After receiving the largest gift in its history, Bates College in Lewiston will launch a new computer science program.
Seven families are pledging $19 million to the school, including $10 million from one family. Bates officials say the gift will help the college define what a liberal arts education can be.
It’s no secret that when it comes to the current job market, employers are looking for applicants with strong computer skills. But, says Matthew Auer, they also want to see skills that go beyond computers.
Auer is vice president for academic affairs at Bates. He recalls a conversation he had with an entrepreneur who told him that a lot of job seekers come up short.
“We don’t need people who can just write clean code,” he says. “We need people who can solve problems. We need people who can develop apps that will be helpful to society or make people’s lives better.”
Enter a liberal arts education. Auer says Bates’ new computer science program will integrate with the school’s other core offerings in the humanities and social sciences to create well-rounded graduates.
“The idea that some students, if you will, take the deep dive into questions in computer science and computer technology," he says. “But many other students inside of this course of study would develop the computational skills to probe questions in other fields — it could be in dance, it could be in neuroscience, it could be in psychology.”
Bates began planning for its digital and computational studies program a few years ago, says President Clayton Spencer. A 2014 student survey found that nearly 70 percent of students wanted computer courses, and 14 percent said they would choose the program as a major.

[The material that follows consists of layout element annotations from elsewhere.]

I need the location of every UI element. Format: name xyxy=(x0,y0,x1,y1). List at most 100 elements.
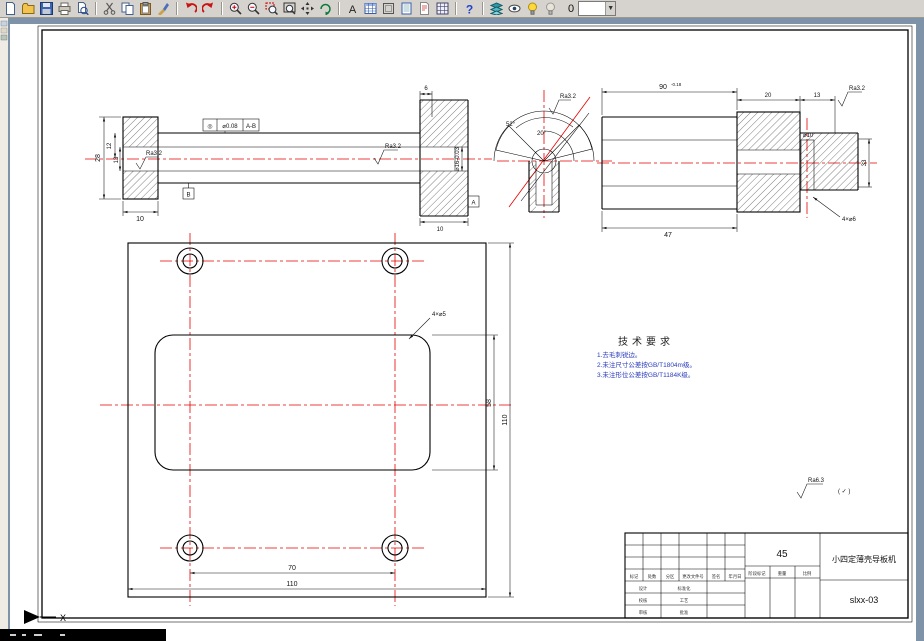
open-icon[interactable] xyxy=(20,1,37,17)
grid-icon[interactable] xyxy=(434,1,451,17)
tb-label-stage: 阶段标记 xyxy=(748,570,766,577)
new-icon-glyph xyxy=(6,2,15,15)
regen-icon[interactable] xyxy=(317,1,334,17)
copy-icon-glyph xyxy=(121,2,134,15)
undo-icon[interactable] xyxy=(182,1,199,17)
pan-icon[interactable] xyxy=(299,1,316,17)
toolbar-separator xyxy=(455,2,457,15)
tb-label-sign: 签名 xyxy=(712,573,721,580)
format-brush-icon[interactable] xyxy=(155,1,172,17)
hatch-area xyxy=(123,117,158,147)
main-toolbar: A ? 0 ▼ xyxy=(0,0,924,18)
tb-label-process: 工艺 xyxy=(680,598,689,603)
dim-110-bottom[interactable]: 110 xyxy=(286,581,297,588)
save-icon-glyph xyxy=(40,2,53,15)
markup-icon-glyph xyxy=(420,2,429,15)
tech-req-item: 2.未注尺寸公差按GB/T1804m级。 xyxy=(597,360,696,369)
dim-ra-angled[interactable]: Ra3.2 xyxy=(560,94,577,100)
frame-icon-glyph xyxy=(383,3,394,14)
paste-icon[interactable] xyxy=(137,1,154,17)
tech-req-item: 3.未注形位公差按GB/T1184K级。 xyxy=(597,370,694,379)
zoom-in-icon[interactable] xyxy=(227,1,244,17)
zoom-out-icon[interactable] xyxy=(245,1,262,17)
layers-icon[interactable] xyxy=(488,1,505,17)
redo-icon[interactable] xyxy=(200,1,217,17)
help-icon[interactable]: ? xyxy=(461,1,478,17)
markup-icon[interactable] xyxy=(416,1,433,17)
dim-ra-shaft[interactable]: Ra3.2 xyxy=(849,86,866,92)
print-preview-icon[interactable] xyxy=(74,1,91,17)
dim-13[interactable]: 13 xyxy=(114,156,120,163)
cut-icon[interactable] xyxy=(101,1,118,17)
datum-b-label: B xyxy=(186,193,190,199)
tb-label-approve: 批准 xyxy=(680,609,689,616)
tb-label-review: 审核 xyxy=(639,609,648,616)
app-window: A ? 0 ▼ 28 12 13 Ra3.2 10 ◎ ⌀0.08 A-B Ra… xyxy=(0,0,924,641)
dim-10-left[interactable]: 10 xyxy=(136,216,144,223)
dim-58[interactable]: 58 xyxy=(486,399,493,407)
chevron-down-icon[interactable]: ▼ xyxy=(605,2,616,15)
dim-13[interactable]: 13 xyxy=(814,93,821,99)
visibility-icon[interactable] xyxy=(506,1,523,17)
notebook-icon[interactable] xyxy=(398,1,415,17)
table-icon[interactable] xyxy=(362,1,379,17)
dim-90[interactable]: 90 xyxy=(659,84,667,91)
copy-icon[interactable] xyxy=(119,1,136,17)
finish-rest: ( ✓ ) xyxy=(838,489,850,495)
dim-33[interactable]: 33 xyxy=(862,159,868,166)
dim-ra-bore[interactable]: Ra3.2 xyxy=(146,151,163,157)
dim-phi16[interactable]: ⌀16-0.03 xyxy=(455,146,461,171)
new-icon[interactable] xyxy=(2,1,19,17)
zoom-out-icon-glyph xyxy=(247,2,260,15)
dim-angle-52[interactable]: 52° xyxy=(506,122,516,128)
dim-110-right[interactable]: 110 xyxy=(502,414,509,425)
zoom-all-icon-glyph xyxy=(283,2,296,15)
print-icon[interactable] xyxy=(56,1,73,17)
hatch-area xyxy=(800,133,858,190)
dim-28[interactable]: 28 xyxy=(95,154,102,162)
dim-90-tol[interactable]: -0.18 xyxy=(671,82,682,87)
grid-icon-glyph xyxy=(436,2,449,15)
open-icon-glyph xyxy=(22,3,35,14)
text-style-icon-glyph: A xyxy=(349,4,357,15)
drawing-canvas[interactable]: 28 12 13 Ra3.2 10 ◎ ⌀0.08 A-B Ra3.2 6 ⌀1… xyxy=(0,18,924,641)
current-layer-label: 0 xyxy=(568,2,575,15)
zoom-window-icon[interactable] xyxy=(263,1,280,17)
dim-4x6[interactable]: 4×⌀6 xyxy=(842,217,856,223)
dim-10-right[interactable]: 10 xyxy=(437,227,444,233)
hatch-area xyxy=(123,171,158,199)
layer-combo[interactable]: ▼ xyxy=(578,1,617,16)
dim-47[interactable]: 47 xyxy=(664,232,672,239)
paste-icon-glyph xyxy=(140,2,151,15)
save-icon[interactable] xyxy=(38,1,55,17)
tb-material: 45 xyxy=(776,549,788,560)
print-icon-glyph xyxy=(58,2,71,15)
dim-phi10[interactable]: ⌀10 xyxy=(803,133,814,139)
tb-label-scale: 比例 xyxy=(803,570,812,577)
dim-4x5[interactable]: 4×⌀5 xyxy=(432,312,446,318)
dim-angle-20[interactable]: 20° xyxy=(537,131,547,137)
bulb-on-icon[interactable] xyxy=(524,1,541,17)
undo-icon-glyph xyxy=(186,2,197,13)
toolbar-separator xyxy=(482,2,484,15)
tb-label-mark: 标记 xyxy=(630,573,639,580)
zoom-in-icon-glyph xyxy=(229,2,242,15)
fcf-symbol: ◎ xyxy=(207,124,212,130)
status-bar-fragment[interactable] xyxy=(0,629,166,641)
bulb-off-icon[interactable] xyxy=(542,1,559,17)
dim-12[interactable]: 12 xyxy=(107,142,113,149)
toolbar-separator xyxy=(176,2,178,15)
print-preview-icon-glyph xyxy=(78,2,89,15)
tb-label-date: 年月日 xyxy=(729,573,742,580)
zoom-all-icon[interactable] xyxy=(281,1,298,17)
docked-toolbar-strip xyxy=(0,18,8,629)
hatch-area xyxy=(737,174,800,212)
frame-icon[interactable] xyxy=(380,1,397,17)
format-brush-icon-glyph xyxy=(158,3,169,15)
dim-70[interactable]: 70 xyxy=(288,565,296,572)
help-icon-glyph: ? xyxy=(466,3,473,16)
text-style-icon[interactable]: A xyxy=(344,1,361,17)
dim-20[interactable]: 20 xyxy=(765,93,772,99)
tb-label-change-file: 更改文件号 xyxy=(682,573,703,580)
dim-ra-face[interactable]: Ra3.2 xyxy=(385,144,402,150)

“Computer science is one of the fastest growing majors in the country, doubling and tripling at liberal arts colleges as well as research universities,” Spencer says.
She says the $19 million gift from seven families will allow the college to launch a state-of-the-art program with three professor positions. Bates will also use the gift to hire three additional faculty in biological chemistry, neuroscience and economics.
“That’s permanent money that will support the college in perpetuity even as we take the small percentage off each year to support our new professorships,” Spencer says.
It’s a major boost for the college, which used to fundraise about $12 million a year, says Spencer. Since she took over in 2012, Spencer says that amount has nearly doubled.
Within this $19 million gift is the largest donation Bates has received in its history — $10 million from the Bonney family. Michael Bonney is chair of the board of trustees and an alum, as are his wife, their three kids and other extended family members.
“The world has lots of challenges and I’m quite confident that building on our strong history and with the addition of these resources, Bates is incredibly well positioned to produce the folks who will figure out how to deal with some of these problems that humanity faces over the coming years,” Bonney says.
Bates’ computer science program will launch in 2017 and students can choose it as a major in the fall of 2018.